I’m working on a UiPath automation where I need to extract and merge data from two PDF files, PDF A and PDF B, into a single PDF file for each account number. The files are input in a non-fixed order and contain scattered data across various pages.
Details:
PDF A: Contains account numbers and related data.
PDF B: Contains account numbers, related data, and a program date.
The data related to account numbers are not consistently located on the same pages in either PDF.
the challenge is how to effectively consolidate this scattered data from both PDFs into one coherent PDF file per account number.
my logic: * I use a DataTable to capture the program date from PDF B, intending to merge this with the data from PDF A for the corresponding account number.
However, I am encountering a significant challenge: the DataTable is nullified when the workflow processes the second PDF, which leads to data loss from the first processed PDF.
Is there an alternative approach or strategy that could better handle the data consolidation from these randomly paginated PDFs?
Use for each file in folder and loop through files
Then use a read pdf tect activity and extract the account number…now using one more for eqch file in folder on an out folder where the merged files are saved search if the pdf with account number identified is already present if present then merge the new pdf on to old…if not found then just copy the file and rename the file with account number
So this ensures that the first file will be copied and named after account number and from the second gile with same account number is merged with the first one
data on both the pdfs are different and we want all of that data, only common thing is account number.

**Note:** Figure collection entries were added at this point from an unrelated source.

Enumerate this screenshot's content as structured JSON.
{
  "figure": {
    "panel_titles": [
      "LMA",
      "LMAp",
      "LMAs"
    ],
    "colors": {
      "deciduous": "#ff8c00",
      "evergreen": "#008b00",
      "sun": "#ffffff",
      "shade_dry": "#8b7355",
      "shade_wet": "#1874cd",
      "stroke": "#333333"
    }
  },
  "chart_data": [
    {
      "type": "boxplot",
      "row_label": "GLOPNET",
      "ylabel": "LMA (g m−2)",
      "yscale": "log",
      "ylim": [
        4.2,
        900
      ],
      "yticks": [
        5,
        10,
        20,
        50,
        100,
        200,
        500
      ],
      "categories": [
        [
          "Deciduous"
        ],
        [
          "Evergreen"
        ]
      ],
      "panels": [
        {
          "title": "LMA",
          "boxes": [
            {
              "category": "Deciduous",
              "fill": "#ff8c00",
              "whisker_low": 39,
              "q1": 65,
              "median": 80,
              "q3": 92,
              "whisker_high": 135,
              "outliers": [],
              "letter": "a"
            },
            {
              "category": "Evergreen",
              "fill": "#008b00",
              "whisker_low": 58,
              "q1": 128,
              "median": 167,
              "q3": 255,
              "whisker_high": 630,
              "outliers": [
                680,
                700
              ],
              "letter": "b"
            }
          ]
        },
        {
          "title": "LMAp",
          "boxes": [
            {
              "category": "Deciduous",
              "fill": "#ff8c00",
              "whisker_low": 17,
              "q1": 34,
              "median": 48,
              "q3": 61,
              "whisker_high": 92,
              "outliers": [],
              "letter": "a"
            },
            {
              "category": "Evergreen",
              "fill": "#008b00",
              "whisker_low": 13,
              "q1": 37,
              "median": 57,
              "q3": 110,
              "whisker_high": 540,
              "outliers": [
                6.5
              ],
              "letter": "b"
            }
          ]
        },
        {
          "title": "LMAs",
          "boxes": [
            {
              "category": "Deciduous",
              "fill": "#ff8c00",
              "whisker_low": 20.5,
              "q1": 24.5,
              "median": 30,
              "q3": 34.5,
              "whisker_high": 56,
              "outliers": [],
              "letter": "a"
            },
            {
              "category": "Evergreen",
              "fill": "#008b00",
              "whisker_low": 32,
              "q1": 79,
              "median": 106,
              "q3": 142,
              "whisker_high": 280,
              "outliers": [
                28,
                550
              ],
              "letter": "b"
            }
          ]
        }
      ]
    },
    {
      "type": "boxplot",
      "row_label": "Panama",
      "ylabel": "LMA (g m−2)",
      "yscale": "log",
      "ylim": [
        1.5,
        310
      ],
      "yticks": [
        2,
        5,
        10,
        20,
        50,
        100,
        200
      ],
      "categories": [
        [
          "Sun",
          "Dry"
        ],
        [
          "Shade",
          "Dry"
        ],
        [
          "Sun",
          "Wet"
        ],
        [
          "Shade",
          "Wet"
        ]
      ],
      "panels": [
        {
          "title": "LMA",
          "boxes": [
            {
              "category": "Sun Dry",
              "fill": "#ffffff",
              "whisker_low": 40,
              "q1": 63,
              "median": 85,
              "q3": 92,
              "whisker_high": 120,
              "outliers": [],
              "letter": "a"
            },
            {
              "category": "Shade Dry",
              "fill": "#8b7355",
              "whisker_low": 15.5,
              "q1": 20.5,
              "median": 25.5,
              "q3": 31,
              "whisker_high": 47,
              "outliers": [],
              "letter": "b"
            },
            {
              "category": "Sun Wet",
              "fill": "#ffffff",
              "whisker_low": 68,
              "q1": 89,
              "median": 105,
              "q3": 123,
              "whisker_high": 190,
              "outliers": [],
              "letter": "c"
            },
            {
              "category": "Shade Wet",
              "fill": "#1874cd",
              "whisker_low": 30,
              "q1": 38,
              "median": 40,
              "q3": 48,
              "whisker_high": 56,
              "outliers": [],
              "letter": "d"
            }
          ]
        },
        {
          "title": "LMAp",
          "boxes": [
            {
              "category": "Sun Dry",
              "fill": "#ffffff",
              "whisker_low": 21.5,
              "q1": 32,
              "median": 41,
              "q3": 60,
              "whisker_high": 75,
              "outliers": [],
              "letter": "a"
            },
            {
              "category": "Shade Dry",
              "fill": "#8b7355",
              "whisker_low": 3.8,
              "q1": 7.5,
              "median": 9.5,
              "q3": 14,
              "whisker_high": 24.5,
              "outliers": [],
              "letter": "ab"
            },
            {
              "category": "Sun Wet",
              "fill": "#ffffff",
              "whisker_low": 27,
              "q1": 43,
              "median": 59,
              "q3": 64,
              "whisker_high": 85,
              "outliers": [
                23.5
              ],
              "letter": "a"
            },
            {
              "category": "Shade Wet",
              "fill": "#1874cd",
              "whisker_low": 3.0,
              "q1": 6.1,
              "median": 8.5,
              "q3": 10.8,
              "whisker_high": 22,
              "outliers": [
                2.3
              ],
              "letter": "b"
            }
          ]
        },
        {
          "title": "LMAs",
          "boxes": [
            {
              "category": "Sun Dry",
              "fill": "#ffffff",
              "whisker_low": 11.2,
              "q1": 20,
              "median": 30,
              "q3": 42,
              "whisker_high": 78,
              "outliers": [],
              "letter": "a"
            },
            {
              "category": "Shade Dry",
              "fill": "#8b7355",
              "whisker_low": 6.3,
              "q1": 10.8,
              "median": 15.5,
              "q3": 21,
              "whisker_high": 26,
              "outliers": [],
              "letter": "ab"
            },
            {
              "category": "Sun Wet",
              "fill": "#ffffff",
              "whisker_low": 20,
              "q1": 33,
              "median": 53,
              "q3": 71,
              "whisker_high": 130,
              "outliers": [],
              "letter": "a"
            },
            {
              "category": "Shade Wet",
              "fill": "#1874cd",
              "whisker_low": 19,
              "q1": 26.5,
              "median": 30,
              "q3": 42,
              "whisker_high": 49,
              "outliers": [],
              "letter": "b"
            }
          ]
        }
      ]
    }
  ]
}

**naming convention : sample: ** FD_044554_Customerlnvoice_________Final Pricing May 2024_________x_
where 0445544 is the account number and May 2024 is the program date.
1.) both my pdfs are run one by one, (order is not fixed)in the same sequence((using regex)).

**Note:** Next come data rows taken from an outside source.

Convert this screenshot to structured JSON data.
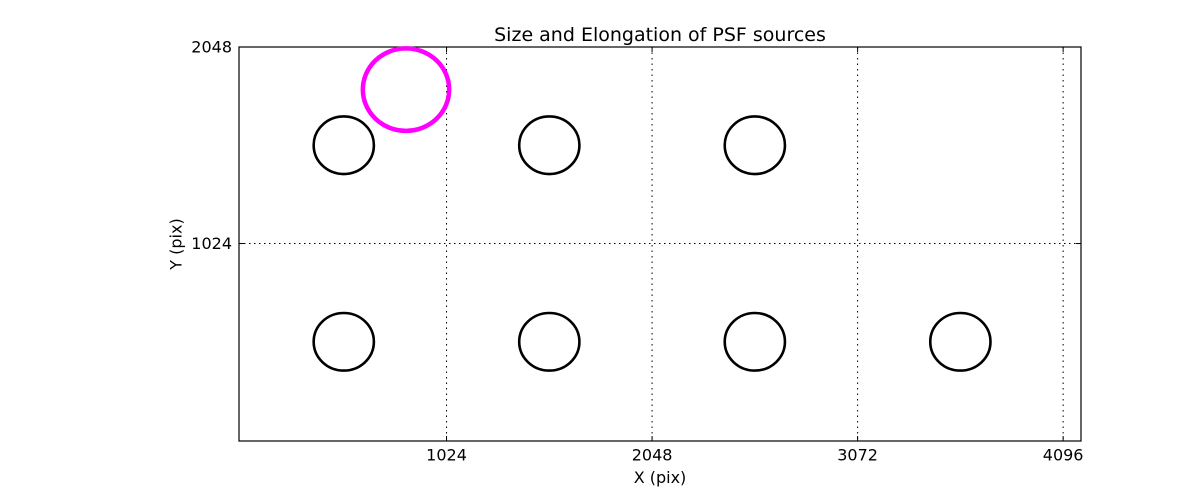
{
  "figure": {
    "background_color": "#ffffff",
    "frame_color": "#000000"
  },
  "chart_data": {
    "type": "scatter",
    "title": "Size and Elongation of PSF sources",
    "xlabel": "X (pix)",
    "ylabel": "Y (pix)",
    "xlim": [
      -10,
      4185
    ],
    "ylim": [
      -5,
      2048
    ],
    "xticks": [
      1024,
      2048,
      3072,
      4096
    ],
    "yticks": [
      1024,
      2048
    ],
    "grid": {
      "style": "dotted",
      "color": "#000000",
      "x_positions": [
        1024,
        2048,
        3072,
        4096
      ],
      "y_positions": [
        1024
      ]
    },
    "legend": "none",
    "circles": [
      {
        "x": 512,
        "y": 1536,
        "radius": 150,
        "color": "#000000",
        "linewidth": 2.6
      },
      {
        "x": 1536,
        "y": 1536,
        "radius": 150,
        "color": "#000000",
        "linewidth": 2.6
      },
      {
        "x": 2560,
        "y": 1536,
        "radius": 150,
        "color": "#000000",
        "linewidth": 2.6
      },
      {
        "x": 512,
        "y": 512,
        "radius": 150,
        "color": "#000000",
        "linewidth": 2.6
      },
      {
        "x": 1536,
        "y": 512,
        "radius": 150,
        "color": "#000000",
        "linewidth": 2.6
      },
      {
        "x": 2560,
        "y": 512,
        "radius": 150,
        "color": "#000000",
        "linewidth": 2.6
      },
      {
        "x": 3584,
        "y": 512,
        "radius": 150,
        "color": "#000000",
        "linewidth": 2.6
      },
      {
        "x": 822,
        "y": 1826,
        "radius": 215,
        "color": "#ff00ff",
        "linewidth": 4.5
      }
    ]
  }
}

2.)for example: once the pdf(B) is there in the sequence → AccountNumber is extracted, Program date is extracted(using regex)and page numbers are counted(using counter).
3.)all this data is added to a datatable DT. (DT has multiple entries for same account number since the data in the pdf is scattered and not present in single page) if you can suggest a better way here.for step 3.
4.) once i have my DT ready, i am running a for each row in DT loop.
for every row in DT where account number is same , I extract the Programdate, PageNumber and that common Accountnumber and try to create a pdf (using Extract pdf).
the range of the Extract pdf is given as for example(currentrow(pagenumber))
5.) once the complete DT is iterated a single pdf file is created per account number as above naming convention. in sample
6.) the pdf is moved to completed number
→
now when the second pdf starts running, the datatable is reintialized at the start of sequence because this workflow is invoked again, from the main file
and
all the above steps are repeated
but i donot have the program date for the account number now, because only pdf B has that data.
My doubts:
1.)so how can i utilise the previosuly creatted pdf files naming convention where i can get the program date ??
2.)or else how can i use the previosuly created datatable to extract program date for that account number?
but program date is only available in one of the pdf-(PDF B).